RT/RW Net merupakan jaringan internet yang dibangun di lingkungan perumahan, kompleks, atau kawasan pemukiman padat penduduk. Dikategorikan ilegal karena oknum menjual kembali layanan internet yang mereka beli dari ISP kepada orang lain tanpa izin dari ISP resmi dan Kemenkominfo. 

“Kami temukenali juga ada yang menggunakan PKS bodong,” kata Zulfadly kepada Bisnis, Kamis (18/4/2024).

Untuk mengantisipasi hal tersebut, Zulfadly menyampaikan bahwa APJII bersama dengan Kemenkominfo tengah berupaya dalam pengembangan sistem digital untuk mendeteksi RT/RW Net dengan PKS bodong.

Dia menjelaskan dari sistem itu, para reseller resmi yang menginduk pada ISP resmi akan terdata. Sedangkan RT/RW Net yang tidak terdata, merupakan ISP yang tidak menginduk pada ISP resmi. Hal ini memudahkan Kemenkominfo untuk melakukan tindakan penertiban sesuai regulasi yang berlaku.

“Sudah saatnya tidak toleran pada pendusta izin internet,” ujarnya.

Selain kategori di atas, Zulfadly menambahkan bahwa ada RT/RW net yang sama sekali beroperasi tanpa PKS dan membuat badan hukum dengan KBLI yang sesuai ketentuan.

“Jenis kategori ini, seharusnya sudah tidak diberikan ruang lagi oleh pemerintah, karena sudah tidak make sense,” ujarnya.

Sementara itu, dilansir dari laman Direktorat Jenderal Penyelenggara Pos dan Informatika (DJPPI) Kemenkominfo, terdapat sejumlah bahaya yang ditanggung oleh masyarakat saat menggunakan RT/RW Net Ilegal.

Pertama, ISP ilegal mungkin tidak memiliki infrastruktur yang memadai atau tidak memenuhi standar kualitas yang ditetapkan. Akibatnya, pengguna mungkin mengalami ketidakstabilan jaringan, seringnya gangguan koneksi internet yang merugikan aktivitas pengguna internet.

Kedua, kecepatan internet yang ditawarkan rendah, karena berbagi jaringan dengan banyak pengguna.
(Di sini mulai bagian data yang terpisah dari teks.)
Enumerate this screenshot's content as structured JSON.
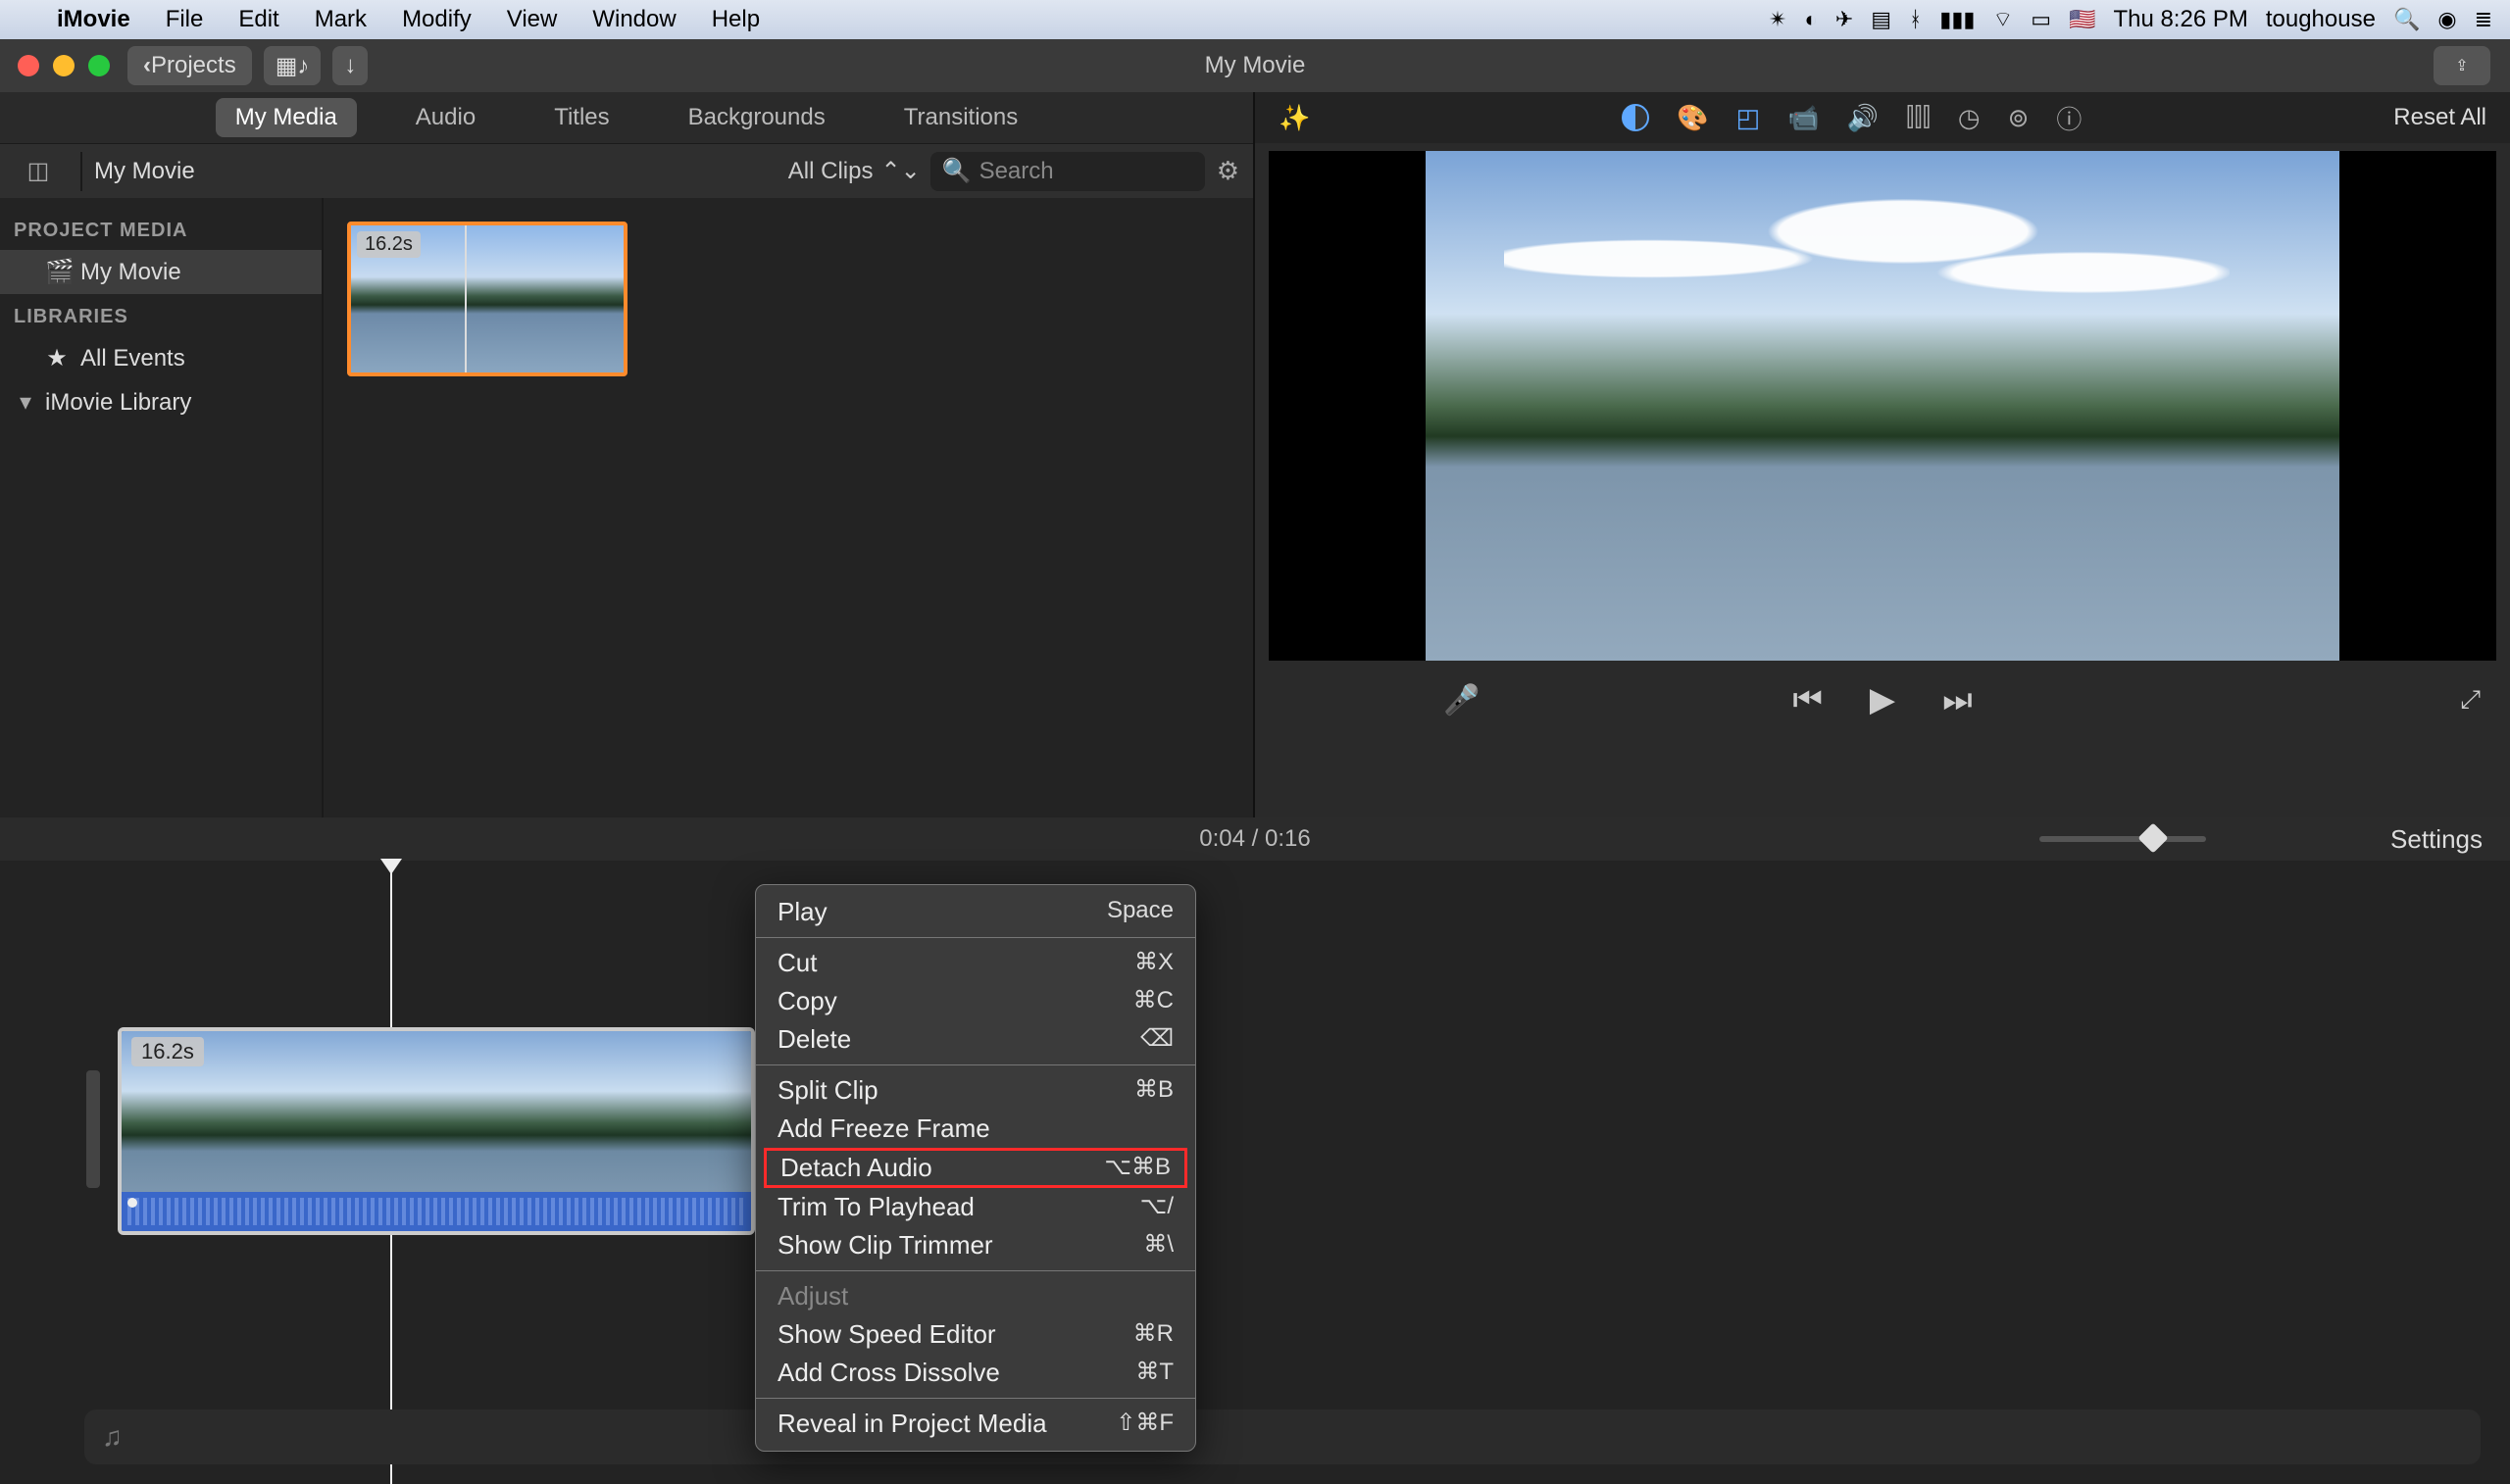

Hal ini membuat kesulitan saat streaming video, atau saat mengunduh file.

Ketiga, ISP ilegal tidak terikat oleh persyaratan keamanan dan privasi data yang berlaku. Hal ini berarti informasi pribadi pengguna mungkin tidak dilindungi dengan baik, sehingga meningkatkan risiko penyalahgunaan data atau kejahatan cyber.

“Kemudian pemilik jasa ISP yang tidak bertanggung jawab juga bisa saja menyelipkan program berbahaya, alias malware ke komputer atau perangkat yang mengakses Internet ilegal tersebut. Hal ini tentu dapat merugikan keamanan dan kenyamanan pengguna internetnya,” tulis dalam website tersebut. 

DJPPI juga memperingatkan bahwa beberapa jasa ISP ilegal mungkin menyebarkan konten berbahaya, seperti materi pornografi anak, kebencian, atau teroris. Hal ini dapat membahayakan masyarakat dan menyebabkan trauma pada korban.

Sementara itu, bagi ISP yang sengaja memfasilitasi praktik RT/RW Net ilegal Kemenkominfo mengancam akan mengenakan sanksi pidana maksimal 10 tahun penjara atau denda Rp1,5 miliar. 

Hal itu terungkap dalam surat pemberitahuan Kemenkominfo Nomor B-4387/DJPPI.6/PI.05.03/04/2024 yang ditujukan untuk Direktur Utama Penyelenggara Jasa Akses Internet (ISP).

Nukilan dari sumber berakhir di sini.